In many cases, families need to renegotiate or modify their child(ren)'s subsidy agreement. The federal language states that these agreements can be readjusted periodically depending upon changes in a family's circumstances (i.e., losing a job, relocation to another state, changes in the child's condition).
According to ¤473(a)(3) of the Social Security Act:
The amount of the payments to be made in any case under clauses (i) and (ii) of paragraph (1)(B) shall be determined through agreement between the adoptive parents and the State or local agency administering the program under this section, which shall take into consideration the circumstances of the adopting parents and the needs of the child being adopted, and may be readjusted periodically, with the concurrence of the adopting parents (which may be specified in the adoption assistance agreement), depending upon changes in such circumstances. However, in no case may the amount of the adoption assistance payment made under clause (ii) of paragraph (1)(B) exceed the foster care maintenance payment which would have been paid during the period if the child with respect to whom the adoption assistance agreement is made had been in a foster family home.
Though federal guidelines are silent on the topic of recertifications, many states require parents to recertify the agreement annually. However, parents can request a modification at any time. No state agency can tell a parent that they cannot renegotiate the agreement because the date at which the parent requested the modification does not fall within the proper timeline.
Parents should have all pertinent documentation regarding the child's special needs at the time the request for a modification/review is made. Obtaining necessary letters from doctors and/or other professionals can take months, so be sure to give yourself enough time.
It may be helpful to create a family budget and document what resources are going directly to the special needs child, but the state cannot require receipts from adoptive parents. Obviously, a monthly subsidy is not going to cover all the child's needs, but going through the process of determining the costs associated with raising the child will help when talking with agency personnel during the modification/review meeting.

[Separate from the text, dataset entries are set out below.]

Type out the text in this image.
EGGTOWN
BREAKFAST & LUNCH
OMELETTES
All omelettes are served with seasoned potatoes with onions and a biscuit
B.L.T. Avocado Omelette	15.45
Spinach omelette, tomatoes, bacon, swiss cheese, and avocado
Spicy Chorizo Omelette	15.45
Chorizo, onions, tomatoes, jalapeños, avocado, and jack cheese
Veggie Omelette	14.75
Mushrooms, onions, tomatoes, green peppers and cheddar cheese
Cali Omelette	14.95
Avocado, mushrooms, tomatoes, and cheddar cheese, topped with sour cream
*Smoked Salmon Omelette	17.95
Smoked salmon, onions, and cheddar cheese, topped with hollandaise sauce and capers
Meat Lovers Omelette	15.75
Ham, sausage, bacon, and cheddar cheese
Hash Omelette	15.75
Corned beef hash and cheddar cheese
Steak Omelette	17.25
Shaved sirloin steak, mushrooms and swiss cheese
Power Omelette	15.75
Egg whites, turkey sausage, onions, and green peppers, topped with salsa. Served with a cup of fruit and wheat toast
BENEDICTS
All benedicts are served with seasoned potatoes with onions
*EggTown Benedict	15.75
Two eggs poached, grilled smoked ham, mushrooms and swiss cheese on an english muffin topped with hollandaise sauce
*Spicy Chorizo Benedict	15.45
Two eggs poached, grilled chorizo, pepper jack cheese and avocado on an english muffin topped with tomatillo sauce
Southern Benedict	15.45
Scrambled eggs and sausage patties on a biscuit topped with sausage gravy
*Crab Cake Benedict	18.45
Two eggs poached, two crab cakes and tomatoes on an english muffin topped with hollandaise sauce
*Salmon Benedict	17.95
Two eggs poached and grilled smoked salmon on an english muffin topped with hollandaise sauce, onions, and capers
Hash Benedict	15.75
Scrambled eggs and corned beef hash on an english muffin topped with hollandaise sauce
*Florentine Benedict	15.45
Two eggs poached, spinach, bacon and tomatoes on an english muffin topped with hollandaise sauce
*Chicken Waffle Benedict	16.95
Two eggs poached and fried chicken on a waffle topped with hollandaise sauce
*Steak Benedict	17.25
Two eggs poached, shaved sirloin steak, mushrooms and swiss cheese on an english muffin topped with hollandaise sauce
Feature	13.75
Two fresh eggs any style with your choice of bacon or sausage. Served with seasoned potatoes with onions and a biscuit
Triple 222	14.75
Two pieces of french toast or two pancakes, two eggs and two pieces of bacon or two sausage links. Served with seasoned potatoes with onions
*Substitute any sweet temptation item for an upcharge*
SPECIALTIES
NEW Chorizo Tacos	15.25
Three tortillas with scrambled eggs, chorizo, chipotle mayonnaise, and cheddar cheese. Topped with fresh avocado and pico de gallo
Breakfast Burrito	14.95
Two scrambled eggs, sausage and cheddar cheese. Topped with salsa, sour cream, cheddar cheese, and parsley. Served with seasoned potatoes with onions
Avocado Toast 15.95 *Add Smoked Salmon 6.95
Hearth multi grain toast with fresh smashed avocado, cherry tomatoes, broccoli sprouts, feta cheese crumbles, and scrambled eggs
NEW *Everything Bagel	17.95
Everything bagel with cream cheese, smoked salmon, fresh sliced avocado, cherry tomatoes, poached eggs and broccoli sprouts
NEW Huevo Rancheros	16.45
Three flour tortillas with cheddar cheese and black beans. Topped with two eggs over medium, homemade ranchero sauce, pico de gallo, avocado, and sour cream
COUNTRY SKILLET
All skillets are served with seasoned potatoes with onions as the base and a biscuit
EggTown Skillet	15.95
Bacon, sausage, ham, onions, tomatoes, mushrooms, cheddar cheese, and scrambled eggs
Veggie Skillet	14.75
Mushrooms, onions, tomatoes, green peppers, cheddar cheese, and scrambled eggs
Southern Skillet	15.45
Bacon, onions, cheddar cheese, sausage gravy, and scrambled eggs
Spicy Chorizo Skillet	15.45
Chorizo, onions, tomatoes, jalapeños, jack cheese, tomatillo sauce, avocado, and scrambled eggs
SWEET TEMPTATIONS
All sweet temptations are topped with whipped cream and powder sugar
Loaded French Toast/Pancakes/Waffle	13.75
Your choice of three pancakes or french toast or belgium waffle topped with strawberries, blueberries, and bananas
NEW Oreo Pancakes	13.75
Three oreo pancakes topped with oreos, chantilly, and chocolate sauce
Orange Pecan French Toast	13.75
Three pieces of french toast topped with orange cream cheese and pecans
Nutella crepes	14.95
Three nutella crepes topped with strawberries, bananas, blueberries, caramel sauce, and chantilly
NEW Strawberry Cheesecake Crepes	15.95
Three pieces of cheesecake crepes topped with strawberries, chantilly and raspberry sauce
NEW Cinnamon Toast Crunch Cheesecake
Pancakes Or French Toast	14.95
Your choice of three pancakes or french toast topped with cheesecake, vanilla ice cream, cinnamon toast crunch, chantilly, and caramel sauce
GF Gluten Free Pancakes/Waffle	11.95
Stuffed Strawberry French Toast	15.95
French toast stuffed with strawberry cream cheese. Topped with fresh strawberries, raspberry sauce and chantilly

When families ask the agency to renegotiate the rate on behalf of their child, the highest rate for which a child qualifies is what the child received in family foster care. Under the federal Child Welfare Policy Manual, families can look to current foster family rates for guidance. For instance, if your child qualified for a Level 1 foster care rate last year, but qualifies for a Level 2 rate this year, the Level 2 rate would be the ceiling up to which an adoptive family could negotiate the rate.
States also have the ability to renegotiate rates:
*that automatically allow for adjustments to the adoption assistance payment when there is an increase in the foster care board rate;
*for services that would have been paid on behalf of the child if he/she were still in foster care;
*that include higher level-of-care rates paid across-the-board for certain children, if the State's foster care payment schedule includes these rates and the specific child would have received the higher level-of-care rate while in foster care; and
*that includes across-the-board higher foster care rates for working foster parents to pay for child care, or includes provisions for periodic across-the-board increases for such items as seasonal clothing, if the State's foster care payment schedule includes these higher rates.
Rates Not Allowed
Special allowances that may be made on behalf of an individual child in certain situations in foster care, such as child care or clothing allowances, are not permitted as an allowable additional reimbursement in the adoption assistance program.
Further, special allowances for individual children that are over and above the State's foster care payment standard cannot be included in the amount negotiated in the adoption assistance agreement since the adoption assistance payment cannot exceed the foster care maintenance payment rate for the child.